I always do what I say I won’t do. If I say I’m keeping a vow to not eat chocolate, say, just as an example (what a horrifying example!), be assured that I will eat a bite of chocolate within four to six hours of making the vow, and I will feel guilty for an instant and then I will love it and be thrilled at the idea of breaking the rules and feel no more guilt, none at all.
I am now at the writers colony, where I said I wouldn’t blog. But maybe I can tell you random things focused solely on me and my state of mind because I like saying I’m not going to do something and then doing it anyway.
Here’s what I’ve found so far:
Already in my first week, I’ve had two distinct and exciting ideas for my writing that I wouldn’t have had otherwise. If I hadn’t been here, I wouldn’t have discovered these two sparks, as they are directly related to this place and this moment and this space around me. I got a shiver just thinking of them now.
I love not having constant internet access. I’m writing this post offline in fact, and I’ll have to carry my laptop to a place where I will be able to upload it, and I may get to that today or tomorrow or the next day, so the instantaneous feeling of writing this will be lost, and I guess it’s possible that I may write it and not post it at all.
I have trouble sleeping when it’s too quiet. Also, related: Closets in old houses are very, very long—have you noticed? Closets have the feel of tunnels, shrinking smaller and smaller the farther back they go in, and in daylight they look like ordinary closets, but in nighttime they seem to expand into new dimensions, and their doors must be closed while you’re sleeping. I knew this as a child, but I’ve just relearned it now.

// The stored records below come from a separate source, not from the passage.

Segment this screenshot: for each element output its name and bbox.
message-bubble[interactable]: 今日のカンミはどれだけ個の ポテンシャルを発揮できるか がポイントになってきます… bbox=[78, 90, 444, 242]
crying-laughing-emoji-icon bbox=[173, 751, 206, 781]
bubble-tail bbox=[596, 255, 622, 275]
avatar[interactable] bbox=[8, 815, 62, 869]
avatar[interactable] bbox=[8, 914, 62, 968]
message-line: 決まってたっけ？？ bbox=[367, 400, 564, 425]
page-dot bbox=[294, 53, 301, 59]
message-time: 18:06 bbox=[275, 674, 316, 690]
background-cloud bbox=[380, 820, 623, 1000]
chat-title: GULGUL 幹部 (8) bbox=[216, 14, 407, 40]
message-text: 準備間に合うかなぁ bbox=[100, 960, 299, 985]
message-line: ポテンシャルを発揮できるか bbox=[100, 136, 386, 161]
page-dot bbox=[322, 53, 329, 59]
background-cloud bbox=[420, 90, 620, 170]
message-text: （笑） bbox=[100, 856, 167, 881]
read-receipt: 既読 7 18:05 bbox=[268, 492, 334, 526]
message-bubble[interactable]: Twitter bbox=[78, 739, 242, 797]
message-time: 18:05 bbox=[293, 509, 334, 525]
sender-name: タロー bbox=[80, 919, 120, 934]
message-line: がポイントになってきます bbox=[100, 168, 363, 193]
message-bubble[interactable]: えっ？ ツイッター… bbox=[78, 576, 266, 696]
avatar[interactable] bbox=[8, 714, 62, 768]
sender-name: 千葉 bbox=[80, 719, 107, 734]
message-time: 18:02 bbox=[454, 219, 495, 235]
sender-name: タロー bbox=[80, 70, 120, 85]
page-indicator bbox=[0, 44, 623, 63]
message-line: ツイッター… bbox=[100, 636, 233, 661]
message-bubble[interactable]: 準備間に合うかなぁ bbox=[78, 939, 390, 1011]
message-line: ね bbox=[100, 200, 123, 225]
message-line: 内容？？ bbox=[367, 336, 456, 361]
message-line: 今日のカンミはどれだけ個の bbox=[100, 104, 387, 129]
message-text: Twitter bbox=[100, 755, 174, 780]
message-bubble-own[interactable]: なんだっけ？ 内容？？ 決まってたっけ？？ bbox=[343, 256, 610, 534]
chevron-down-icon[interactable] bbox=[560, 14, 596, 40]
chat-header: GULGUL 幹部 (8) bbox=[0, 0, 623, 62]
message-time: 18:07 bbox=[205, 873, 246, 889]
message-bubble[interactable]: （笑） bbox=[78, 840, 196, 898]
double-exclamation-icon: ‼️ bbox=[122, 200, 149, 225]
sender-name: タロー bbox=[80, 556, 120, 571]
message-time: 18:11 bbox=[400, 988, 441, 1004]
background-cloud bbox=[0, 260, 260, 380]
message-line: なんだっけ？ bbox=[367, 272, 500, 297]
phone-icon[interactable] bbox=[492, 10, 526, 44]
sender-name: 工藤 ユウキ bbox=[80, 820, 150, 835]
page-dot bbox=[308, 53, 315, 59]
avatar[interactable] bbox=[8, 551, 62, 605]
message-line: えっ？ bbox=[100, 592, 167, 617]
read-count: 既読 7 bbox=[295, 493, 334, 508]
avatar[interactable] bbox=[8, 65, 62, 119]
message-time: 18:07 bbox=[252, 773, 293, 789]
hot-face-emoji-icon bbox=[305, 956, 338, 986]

Writing longhand in a notebook while sitting on a shady spot in the grass of a completely empty patch of lawn can be magical. Even if you always use a laptop and have forgotten your grade-school cursive, try it. Take a notebook. Consider a mechanical pencil—it makes a satisfying scratching sound, and you can erase. Find a place where you can’t see anyone. Put your jacket down on the grass and stretch out. Put pencil to paper. Feel the wind on your face. See what comes.
Boys and Mochas
I miss E. I miss mochas. I miss E more than I miss mochas, exponentially more. But I do wonder if Think Coffee has noticed me gone. Are they worried? Do they wonder if I’ve been kidnapped? I don’t know if Think misses me, but I know E does.
I was able to fit eight books into my suitcase and wish I’d stuffed in a few more. It’s only the end of the first week and I’ve already read four.
I am not used to writing alone. It’s always said that writing is a solitary occupation, but I’ve realized that I am never alone by myself when I write. There are people all around me in the café, and there are people all around me in my writing spot, and that feeds me somehow, the knowledge that there are people and they’ll know if I’m not working. I never write in a room alone with the door closed, where no one can see if I’m working or not. But I am now. Imagine the freedom of that after never having it, never. Imagine looking around and seeing no one. Imagine typing and having no one hear you tap those keys. No one can see me doing it, but I’m working, I am, I can’t help it. That’s why I’m here.